The standard of marking was seen as discrediting the tests. It was said to be inconsistent, with too many pupils of different abilities ending up on the same level because the boundaries were so wide, allowing a huge discrepancy between the achievement of students within a grade boundary.
Few felt that marking had improved since the disasters of 1995. Many were unconvinced that any system of external marking could be as reliable as teacher assessment.
Many commented on the inadequacies of the audit system. At key stage 3, the markers are organised into teams with a leader who takes samples of each marker's work and then decides whether they are in line with the agreed standards. Once the marker is approved, no check is made on what they do.
This contrasts with the system at GCSE where the standardising by the team leader is done at the end of the process - so that the marker knows that all their work may be checked right up to their last script.
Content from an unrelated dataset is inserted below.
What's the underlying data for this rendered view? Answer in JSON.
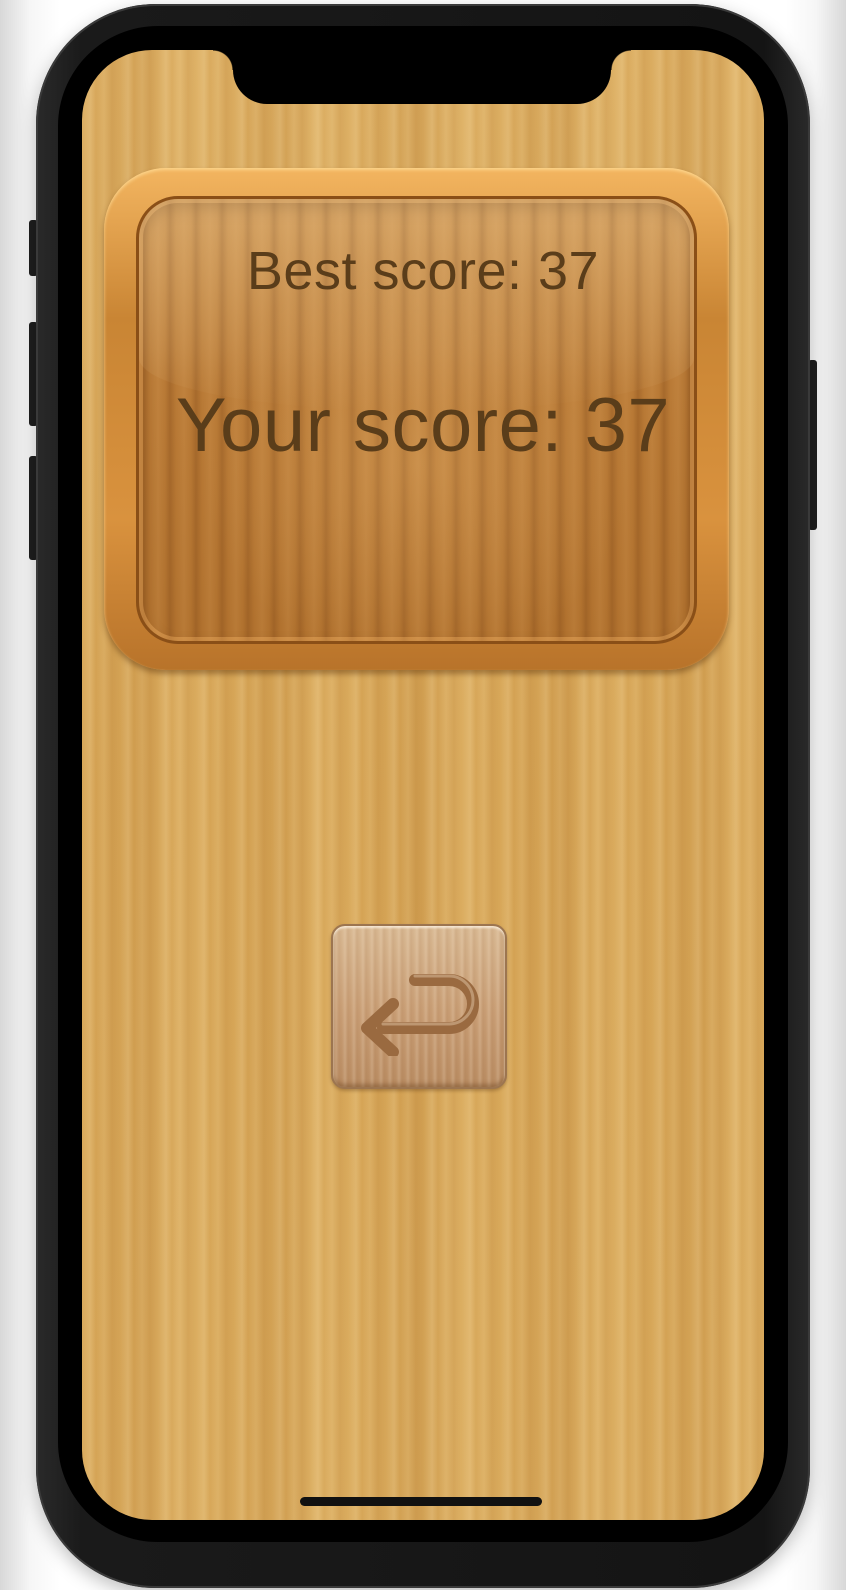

Some agreed with the practice of sending the scripts back to the schools after marking. One teacher said: "It is helpful to be able to see the marked scripts. This should happen at GCSE and A-level too. In the past, even when I have applied for a costly re-mark and report I have found little correspondence between the known abilities of our candidates and the comments of examiners. Only sight of scripts can explain what has happened in such cases."
Responses about the testing arrangements criticised the Shakespeare paper. It was said to "place too much pressure on staff to use unsuitable teaching strategies".
One teacher pointed out that pupils benefit from experiencing a public exam when they are 14, but many said it was "a waste of time". Many argued for work on Shakespeare to be assessed through coursework.